We won. Even Nancy’s law firm, which thought I was stupid, congratulated me. Years later, for some reason, I went back and looked at the complaint that the plaintiff had filed. There it was, on the bottom of the first page: defendants had acted fraudulently. Oh. Guess I missed that.
So did the court, the other defendants’ lawyers, and, for god’s sake, even the plaintiff’s own lawyers. Justice was not done because we were all, including the plaintiffs who ought to have been looking everything over desperately, missing one detail.
Why spend hundreds of thousands of dollars on informal discovery when no one can pay attention to what the complaint says in the first place? None of these people was even under oath. What, really, was the point? As I said in the previous post, we’re not very bright, are we?
*Peyton Alsobrook (not his real name) was one of the defendants’ lawyers; he was a partner in Nancy’s law firm, and died recently. Nancy and I have always joked about how at one point someone had posited the possibility that the plaintiff would try to turn the suit into a class action. Alsobrook put his feet up on the table, and, his voice gravelly and deep, and his accent impenetrable, scoffed, “Mmmrrrmmmmrrmm class action discovery mmmrrrrmmmm.” I don’t know what he said, but he sounded confident and dismissive.
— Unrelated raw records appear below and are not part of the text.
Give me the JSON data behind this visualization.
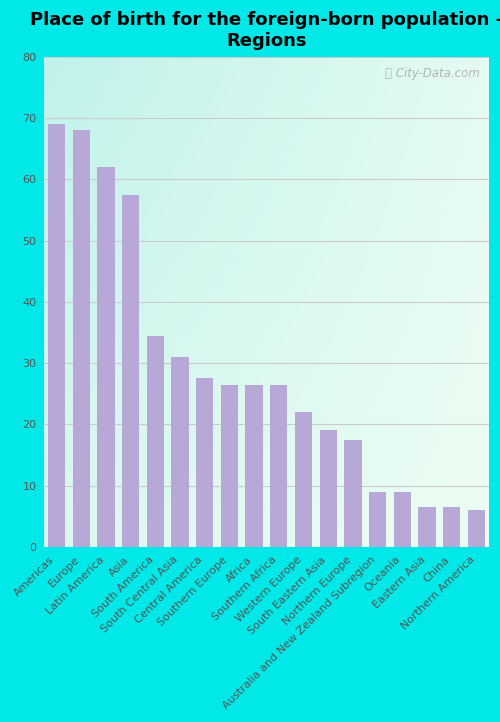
{
  "title": "Place of birth for the foreign-born population -\nRegions",
  "categories": [
    "Americas",
    "Europe",
    "Latin America",
    "Asia",
    "South America",
    "South Central Asia",
    "Central America",
    "Southern Europe",
    "Africa",
    "Southern Africa",
    "Western Europe",
    "South Eastern Asia",
    "Northern Europe",
    "Australia and New Zealand Subregion",
    "Oceania",
    "Eastern Asia",
    "China",
    "Northern America"
  ],
  "values": [
    69,
    68,
    62,
    57.5,
    34.5,
    31,
    27.5,
    26.5,
    26.5,
    26.5,
    22,
    19,
    17.5,
    9,
    9,
    6.5,
    6.5,
    6
  ],
  "bar_color": "#b8a8d8",
  "bar_edge_color": "#b8a8d8",
  "ylim": [
    0,
    80
  ],
  "yticks": [
    0,
    10,
    20,
    30,
    40,
    50,
    60,
    70,
    80
  ],
  "outer_bg": "#00e8e8",
  "watermark": "City-Data.com",
  "title_fontsize": 13,
  "tick_fontsize": 8,
  "grid_color": "#cccccc",
  "bg_left": "#a0e8e0",
  "bg_right": "#f0f8ee",
  "bg_top": "#e8fff8",
  "bg_bottom": "#d8f8f0"
}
There’s a story about him; I hope it’s not apocryphal. He played on the offensive line for Wake Forest’s football team. During his first game, he was going all out, blasting away at his opponent. It may have been Virginia; I hope so. Anyway the fellow he was trying to best got up at one point and said, “We’re going to be out here doing this all afternoon. Are you sure you want to keep going at it this way?” I trust you can see how this anecdote is not irrelevant to our theme.